И о театре надо заботиться, воспитывать актеров, чтобы не пили, гады, чтобы ходили на репетиции, чтобы брились, носки меняли, извините. Ну правда, ну. Тебе дано 30 человек в управлении — пожалуйста, занимайся. Я не знаю, что там у них происходило, что они там записывали. Я вообще не понимаю, почему начался этот бардак. Знаете, если бы вас вот любили-любили, а потом предали — что бы вы делали с человеком, который вас предал?
— …
— Ага, ну так, а что тут? Значит, до 2020 года все хорошо, а после 20 значится все плохо? Не удивительно, я бы тоже выгнал их к чертовой матери. Что это такое? Сколько было можно? 20 лет носили камень за пазухой, звания получали, должности, денежные премии, государственные премии. Что это такое, братцы? Давайте так: или крестик снимите, или трусы подтяните. Святой Августин всегда говорил: «Поздно возлюбил тебя, Господи».
— Что у вас с концертами? Как вы оцениваете ситуацию с музыкой в Гродно?
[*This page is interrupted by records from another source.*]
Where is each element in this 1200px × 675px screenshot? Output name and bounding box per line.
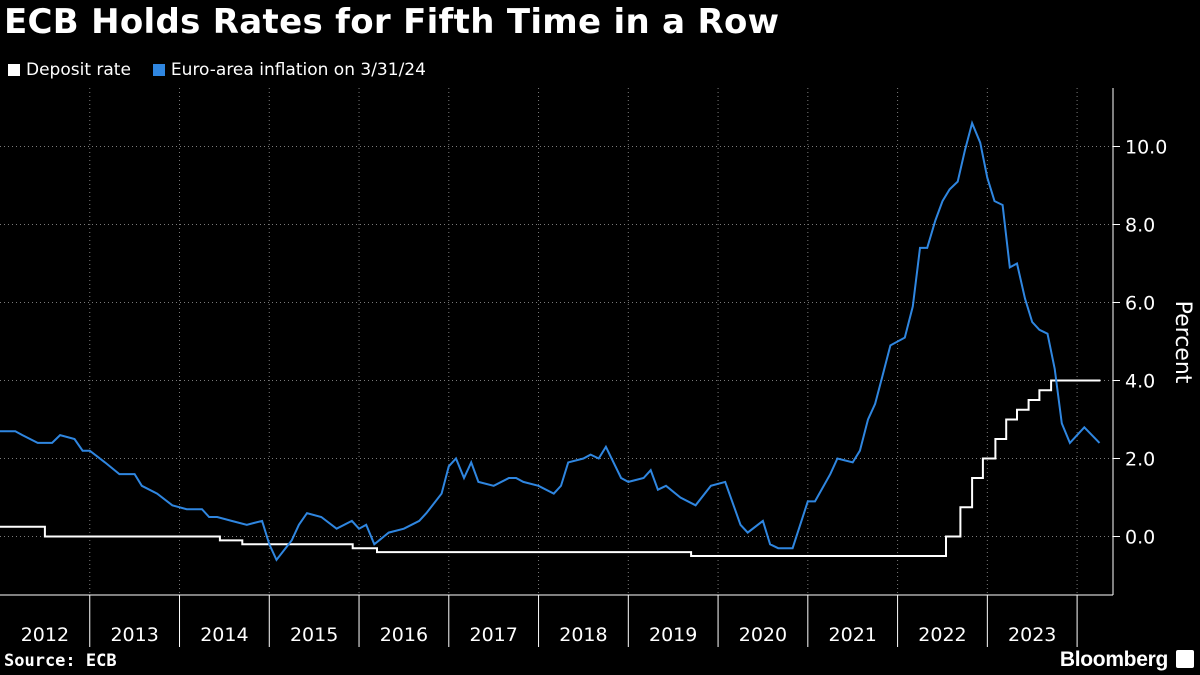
legend-label-deposit-rate: Deposit rate [26, 60, 131, 80]
inflation-line [0, 119, 1101, 562]
source-note: Source: ECB [4, 651, 117, 671]
bloomberg-mark-icon [1176, 650, 1194, 668]
y-tick-label: 8.0 [1125, 215, 1155, 237]
y-tick-label: 0.0 [1125, 527, 1155, 549]
x-tick-label: 2013 [110, 624, 158, 646]
x-tick-label: 2015 [290, 624, 338, 646]
x-tick-label: 2023 [1008, 624, 1056, 646]
x-tick-label: 2014 [200, 624, 248, 646]
deposit-rate-line [0, 379, 1101, 557]
x-tick-label: 2020 [739, 624, 787, 646]
legend-swatch-deposit-rate [8, 64, 20, 76]
x-axis: 2012 2013 2014 2015 2016 2017 2018 2019 2020 2021… [0, 594, 1113, 647]
legend-swatch-inflation [152, 64, 165, 76]
y-axis: 0.0 2.0 4.0 6.0 8.0 10.0 [1112, 88, 1167, 595]
y-tick-label: 4.0 [1125, 371, 1155, 393]
legend-item-inflation: Euro-area inflation on 3/31/24 [152, 60, 426, 80]
y-axis-label: Percent [1170, 301, 1195, 384]
x-tick-label: 2019 [649, 624, 697, 646]
legend-label-inflation: Euro-area inflation on 3/31/24 [170, 60, 426, 80]
x-tick-label: 2016 [380, 624, 428, 646]
y-tick-label: 10.0 [1125, 137, 1167, 159]
x-tick-label: 2022 [918, 624, 966, 646]
series-lines [0, 119, 1101, 562]
x-tick-label: 2017 [469, 624, 517, 646]
gridlines [0, 88, 1113, 595]
x-tick-label: 2018 [559, 624, 607, 646]
bloomberg-logo: Bloomberg [1059, 648, 1168, 671]
y-tick-label: 2.0 [1125, 449, 1155, 471]
x-tick-label: 2021 [829, 624, 877, 646]
legend-item-deposit-rate: Deposit rate [8, 60, 131, 80]
legend: Deposit rate Euro-area inflation on 3/31… [8, 60, 426, 80]
x-tick-label: 2012 [21, 624, 69, 646]
y-tick-label: 6.0 [1125, 293, 1155, 315]
chart-title: ECB Holds Rates for Fifth Time in a Row [4, 2, 780, 42]
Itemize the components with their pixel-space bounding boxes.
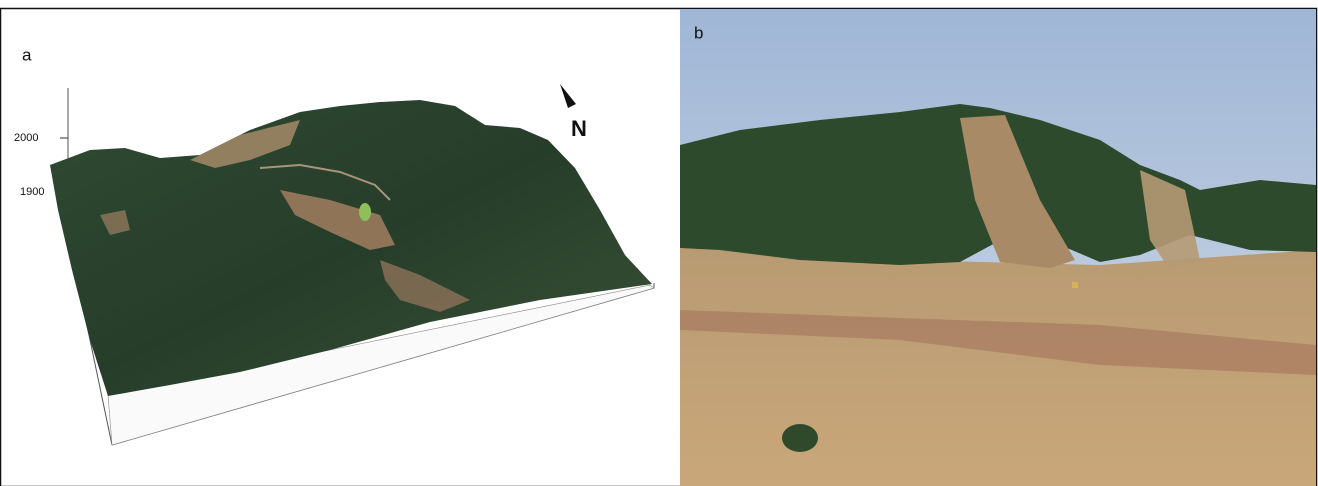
- north-label: N: [571, 116, 587, 141]
- panel-label: a: [22, 45, 32, 64]
- panel-label: b: [694, 23, 703, 42]
- elevation-label: 2000: [14, 132, 38, 144]
- site-marker: [359, 203, 371, 221]
- shrub: [782, 424, 818, 452]
- machine: [1072, 282, 1078, 288]
- panel-b: b: [680, 9, 1316, 486]
- figure: 2000 1900 N a b: [0, 0, 1318, 486]
- page: 2000 1900 N a b (() => { const data = JS…: [0, 0, 1318, 486]
- elevation-label: 1900: [20, 186, 44, 198]
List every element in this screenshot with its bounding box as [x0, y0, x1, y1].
— Никак. Я никуда не хожу, меня не интересует ничего. Я понимаю, что наш камерный оркестр, всё время Володя Бормотов делает новые программы. Это классно. Они играют. У них большая группа людей, которые к ним ходят постоянно. А всё остальное не знаю — кто там ходит в театры? Я не участвую в общественной жизни города.
— А почему?
— Потому что большая часть общества, я смотрю, перекочевала сюда. Ну, а что я буду ходить? Как сумашедший с бритвой в руке бегать и кричать о чем-то? У меня есть друзья, с которыми мне интересно, что называется, говорить. Так мы с ними встречаемся там, у себя, на поместьях. Знаете, театр, собирание театра, собирание труппы, создание нормального театра — это очень долгий, сложный процесс. Это вам не солдат в армию набрать. Солдат и то надо учить, сколько там, два месяца. Актера если пригласить нормального в театр, нужно квартиру дать, это, жену его устроить, ребенка в садик. Это ужасно много проблем. Этим надо заниматься. А не ходить докладывать наверх, что все нормально. И ездить по садочкам, и играть спектакли на два человека. Есть люди, которых назначили. Вот пущай им голова и болит. Меня это абсолютно не интересует.
— Ну вы же музыкант, не можете реализоваться в родном городе.
— «А зачэм мне радной город, когда я в Торонто выступал?» Что я, буду ходить и рассказывать, кто я такой и чего я пришел? А кто в нашем городе реализовался? У нас кроме Саши Солодухи большей звезды нет.
— Вам интересно на пенсии?
— Я не скучаю по театру, абсолютно не скучаю. Я считаю, что они зря пошли, обнажили сцену. Ну они сделали, это их внутренние дела. Но я бы на их месте подумал сто раз перед тем, как уйти. Потому что это была отличная площадка, отличное место. Ну теперь посмотрим, к чему это приведет.
— Что вам еще интересно посмотреть? Где выступить? Чем заняться?
— У меня была интересная жизнь. Моя мама говорила: «У тебя-то, сынку, легкий хлеб». Жизнь была интересной, но пришлось путешествовать. Зато мир посмотрел. Как мой брат покойный говорил: «Тебе-то хорошо, ты хоть мир посмотрел. А что мы, — говорит, — видели». До следующего года надо добить этот мой роман — раз, добить мою оперу, хотя жизнь подбрасывает такие сюжеты, что просто класс. И все-таки я надеюсь, что-то, что делается сейчас на Украине, скоро закончится. Это очень важно. Потому что масса моих друзей, которых я знаю, которых я люблю, которые живут там, они от этого страдают. Мне бы очень хотелось, чтобы это перестало быть.